A WCL-record 19-game winning streak helped the team win the north division first half pennant with a 23-4 record, ensuring playoff baseball in Victoria for the first time since 1952.
The HarbourCats embraced the challenge, and turned in another season of firsts that won’t soon be forgotten in Victoria.
The team entered a new era with the hiring of new head coach Brian McRae shortly after the end of the 2016 season. The former major league outfielder who played 10 years for four teams, came to Victoria with the mission of returning the HarbourCats to the playoffs, and bringing playoff success.
The team made multiple ground-breaking signings as it assembled its roster for their fifth season in the B.C. capital, the longest tenure for a Victoria-based baseball team since the Athletics/Tyees (1946-54).
First came the signing of Po-Hao Huang. The utility player from Kaohsiung City, Taiwan became the first Taiwanese-born player in WCL history. Huang, who attends Fu Jen Catholic University in Taiwan, had played in North America once previously, playing in the New York Collegiate Baseball League in 2016.
Huang was a strong contributor, primarily playing first base and hitting .280 with seven doubles, a home run and 13 RBIs in the regular season. His defining moment came in the WCL Championship Series, delivering a walk-off double to lift the HarbourCats over the Corvallis Knights in game one of the series in front of Royal Athletic Park at Royal Athletic Park.
The pitching staff also had some international flavour, with right-hander Chavez Fernander becoming the first Bahamian-born player in league history. Fernander, who plays collegiately at Polk State College in Florida, worked out of the bullpen for the HarbourCats.
The boldest signing of the season came in May, when the HarbourCats announced the signing of left-handed pitcher Claire Eccles. The momentus move made Eccles, a native of Surrey, BC, the first female player in West Coast League history.

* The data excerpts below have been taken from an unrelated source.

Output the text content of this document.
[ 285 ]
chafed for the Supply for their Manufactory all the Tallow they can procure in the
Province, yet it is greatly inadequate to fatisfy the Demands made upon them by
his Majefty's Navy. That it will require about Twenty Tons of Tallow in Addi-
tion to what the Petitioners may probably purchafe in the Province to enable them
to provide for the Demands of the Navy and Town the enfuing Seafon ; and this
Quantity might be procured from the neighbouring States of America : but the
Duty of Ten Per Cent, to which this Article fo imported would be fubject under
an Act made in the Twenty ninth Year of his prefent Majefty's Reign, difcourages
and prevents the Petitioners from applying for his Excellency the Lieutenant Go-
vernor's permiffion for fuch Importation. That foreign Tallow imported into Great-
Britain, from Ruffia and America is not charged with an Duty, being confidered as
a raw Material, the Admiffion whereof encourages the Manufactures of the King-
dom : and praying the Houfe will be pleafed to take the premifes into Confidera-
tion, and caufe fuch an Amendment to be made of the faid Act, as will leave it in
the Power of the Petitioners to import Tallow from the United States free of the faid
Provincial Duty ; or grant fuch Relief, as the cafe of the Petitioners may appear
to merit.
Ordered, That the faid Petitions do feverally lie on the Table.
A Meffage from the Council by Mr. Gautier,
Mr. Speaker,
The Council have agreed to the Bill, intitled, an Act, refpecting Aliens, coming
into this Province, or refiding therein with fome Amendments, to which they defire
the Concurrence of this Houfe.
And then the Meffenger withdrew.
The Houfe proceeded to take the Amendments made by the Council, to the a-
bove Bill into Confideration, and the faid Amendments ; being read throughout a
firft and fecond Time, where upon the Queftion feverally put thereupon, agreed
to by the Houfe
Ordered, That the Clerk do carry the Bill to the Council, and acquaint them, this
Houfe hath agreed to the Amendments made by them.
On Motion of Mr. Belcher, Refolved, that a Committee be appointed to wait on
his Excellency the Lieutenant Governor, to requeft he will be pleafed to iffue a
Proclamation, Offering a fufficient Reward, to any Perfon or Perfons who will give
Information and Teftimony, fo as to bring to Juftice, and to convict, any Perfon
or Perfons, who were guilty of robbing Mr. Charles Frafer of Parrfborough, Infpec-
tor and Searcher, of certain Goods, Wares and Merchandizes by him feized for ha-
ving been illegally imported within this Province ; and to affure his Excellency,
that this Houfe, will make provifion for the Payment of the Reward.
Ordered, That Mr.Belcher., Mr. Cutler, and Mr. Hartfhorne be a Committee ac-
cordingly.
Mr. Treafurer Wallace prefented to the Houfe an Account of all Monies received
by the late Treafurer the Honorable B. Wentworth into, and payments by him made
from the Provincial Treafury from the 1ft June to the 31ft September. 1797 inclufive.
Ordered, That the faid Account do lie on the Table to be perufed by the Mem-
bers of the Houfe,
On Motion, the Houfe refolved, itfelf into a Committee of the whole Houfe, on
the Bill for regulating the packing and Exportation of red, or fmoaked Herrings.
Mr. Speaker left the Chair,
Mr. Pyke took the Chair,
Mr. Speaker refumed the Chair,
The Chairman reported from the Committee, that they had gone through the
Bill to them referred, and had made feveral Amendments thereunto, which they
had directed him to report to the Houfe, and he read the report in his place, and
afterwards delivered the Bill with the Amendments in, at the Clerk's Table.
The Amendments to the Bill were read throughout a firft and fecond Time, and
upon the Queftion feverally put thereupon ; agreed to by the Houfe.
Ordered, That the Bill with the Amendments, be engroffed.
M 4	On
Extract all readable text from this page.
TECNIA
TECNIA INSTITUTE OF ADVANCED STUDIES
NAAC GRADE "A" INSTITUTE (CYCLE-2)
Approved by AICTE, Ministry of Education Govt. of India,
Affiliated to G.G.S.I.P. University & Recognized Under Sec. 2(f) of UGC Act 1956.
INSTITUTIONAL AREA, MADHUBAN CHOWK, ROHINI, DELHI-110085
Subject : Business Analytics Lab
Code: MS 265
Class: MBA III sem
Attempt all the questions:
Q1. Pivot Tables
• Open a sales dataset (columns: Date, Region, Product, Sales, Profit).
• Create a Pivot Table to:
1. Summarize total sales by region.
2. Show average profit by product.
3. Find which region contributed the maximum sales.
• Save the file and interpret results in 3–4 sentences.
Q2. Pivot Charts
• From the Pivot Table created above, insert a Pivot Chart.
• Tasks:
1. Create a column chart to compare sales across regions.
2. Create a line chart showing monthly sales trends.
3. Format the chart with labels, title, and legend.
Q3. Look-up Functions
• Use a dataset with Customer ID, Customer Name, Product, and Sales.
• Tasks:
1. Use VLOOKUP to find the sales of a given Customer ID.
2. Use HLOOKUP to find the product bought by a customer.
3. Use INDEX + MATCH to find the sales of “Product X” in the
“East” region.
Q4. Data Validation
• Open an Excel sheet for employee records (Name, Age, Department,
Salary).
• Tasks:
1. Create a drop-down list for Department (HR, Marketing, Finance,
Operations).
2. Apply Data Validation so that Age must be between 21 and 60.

Eccles, a member of Canada’s Women’s National Baseball Team and UBC softball, appeared in seven regular season games, starting one. On June 29 in Victoria against the Cowlitz Black Bears, she became the first female in league history to earn a regular season win, having also earned an exhibition win on June 18 against the Kitsap BlueJackets at Royal Athletic Park.
As the HarbourCats reputation as a top summer-collegiate baseball destination continues to spread, so to does the team’s partner school connections. 2016 saw the team draw talent from a pair of SEC schools. Southpaw Jack Owen, an incoming freshman to Auburn University, starred in Victoria and received some seasoning prior to beginning his collegiate career.
Owen was 4-1 with a 1.02 ERA with the HarbourCats, recording 48 strikeouts in 44 innings pitch. That effort resulted in Owen being named WCL Pitcher of the Year.
A pair of sluggers from Mississippi State, one of the most storied programs in college baseball, enjoyed outstanding summers in Victoria.
Outfielder Hunter Vansau led the team with eight home runs and 34 RBIs, hitting .359. He also finished as the runner-up in the WCL home run derby on all-star weekend.
Infielder Harrison Bragg clubbed seven home runs and drove in 24 in 28 games.
The HarbourCats also turned to new elite programs like Baylor (Big 12) for talent for the first time in 2016.
When the games were most important, coach McRae’s team came through. The HarbourCats won the WCL North Division second half pennant on the final day of the regular season. They then won the first playoff game, and series in franchise history when they swept the Kelowna Falcons to advance to the WCL Championship Series.
Huang’s heroics gave the HarbourCats their first-ever victory in a championship series game. They played two highly competitive games in Corvallis but ultimately fell in a three-game series.
It has been a memorable, groundbreaking year for the HarbourCats, who have been unafraid to find success through unconventional means. As the focus turns to 2018, motivation remains to now find a way to accomplish the last goal that every team strives for; win the final game of the season.